CHICOPEE, Mass. (WWLP) – The state’s COVID-19 public health emergency officially ends Thursday and that will bring some noticeable changes.
This move comes more than three years since the chaos that ensured in March of 2020, when NBA contests were cancelled mid-game, students sent home from school for an early spring break never to return.
In all, more than two-million people were infected in Massachusetts causing more than 22,600 deaths. The end of the emergency doesn’t mean the battle is over but it does mean the state is moving from crisis mode to management mode.
“I think there should be closure from the regulations that took place and, you know, I think we should just go back to our normal living,” said Janet Avua of Springfield.

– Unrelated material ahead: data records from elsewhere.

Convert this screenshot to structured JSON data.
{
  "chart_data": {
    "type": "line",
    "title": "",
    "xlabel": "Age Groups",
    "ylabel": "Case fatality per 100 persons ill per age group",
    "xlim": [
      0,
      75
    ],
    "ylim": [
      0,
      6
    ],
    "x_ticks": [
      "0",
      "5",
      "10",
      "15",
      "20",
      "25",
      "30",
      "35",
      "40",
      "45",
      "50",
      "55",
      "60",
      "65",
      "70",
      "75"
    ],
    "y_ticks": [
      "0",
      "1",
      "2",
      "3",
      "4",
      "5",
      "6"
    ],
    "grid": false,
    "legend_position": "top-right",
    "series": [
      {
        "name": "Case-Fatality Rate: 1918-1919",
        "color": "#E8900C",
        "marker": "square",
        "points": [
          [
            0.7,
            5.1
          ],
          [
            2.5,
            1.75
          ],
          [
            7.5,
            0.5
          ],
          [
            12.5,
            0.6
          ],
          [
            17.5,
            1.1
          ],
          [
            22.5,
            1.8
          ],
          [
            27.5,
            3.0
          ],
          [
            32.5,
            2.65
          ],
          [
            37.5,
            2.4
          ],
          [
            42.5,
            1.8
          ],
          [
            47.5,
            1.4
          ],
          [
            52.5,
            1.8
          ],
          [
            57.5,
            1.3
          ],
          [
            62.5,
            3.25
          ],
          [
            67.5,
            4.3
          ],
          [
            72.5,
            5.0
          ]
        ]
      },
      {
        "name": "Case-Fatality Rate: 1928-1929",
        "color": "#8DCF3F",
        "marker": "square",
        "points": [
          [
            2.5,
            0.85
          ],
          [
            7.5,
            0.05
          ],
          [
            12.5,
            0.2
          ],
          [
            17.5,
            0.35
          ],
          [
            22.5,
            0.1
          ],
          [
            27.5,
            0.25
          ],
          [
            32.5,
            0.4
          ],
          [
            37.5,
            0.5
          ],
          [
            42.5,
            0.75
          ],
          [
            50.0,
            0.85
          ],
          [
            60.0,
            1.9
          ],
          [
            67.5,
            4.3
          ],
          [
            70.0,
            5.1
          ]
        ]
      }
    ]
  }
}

A few material changes come with this end. Masks are no longer mandatory in healthcare facilities. However, facilities do retain the right to make their own policies. Vaccines will remain available but will transition over the coming months to a fully commercial product covered by health insurance.
You will still be able to get a COVID-19 test for free from covidtests.gov through the end of the month and some measures that allow free distribution at community locations will remain in place.
The requirement for state employees to be vaccinated is now gone and extra federal funding to states for expanded Medicaid will end.
During the federal emergency, states were not allowed to drop people off Medicaid, known as MassHealth here, growing the program to the largest it has ever been with more than 95-million beneficiaries. Now they can, and will.
Lawmakers expect some 400,000 people don’t meet eligibility requirements. Around 50 percent of benefactors will automatically enroll. Those who aren’t qualified will be notified by mail before their coverage ends.
Behind the scenes, COVID-19 data tracking will scale back:
- Wastewater testing for the virus will remain
- Communities can choose to submit vaccination data
- Positivity rates will now be coming from select labs throughout the country
- Patients who visit the ER with COVID will be tracked
- COVID-associated deaths will be reported weekly
“Data tracking will be done primarily through our hospitals. So our daily tracking that I certainly have spent three years doing will go away and we will relay on hospital data and hospitalizations,” said Helen Caulton-Harris, Commissioner of the Springfield Health and Human Services.
“COVID is still a significant infection in the area, in the United States. So people should still be aware and getting tested vaccinated and protected,” said Dr. Claudia Martorell, an infectious disease specialist.
Moving forward, the CDC will continue to analyze the COVID data it collects to track trends and inform communities if any further public health actions need to be taken.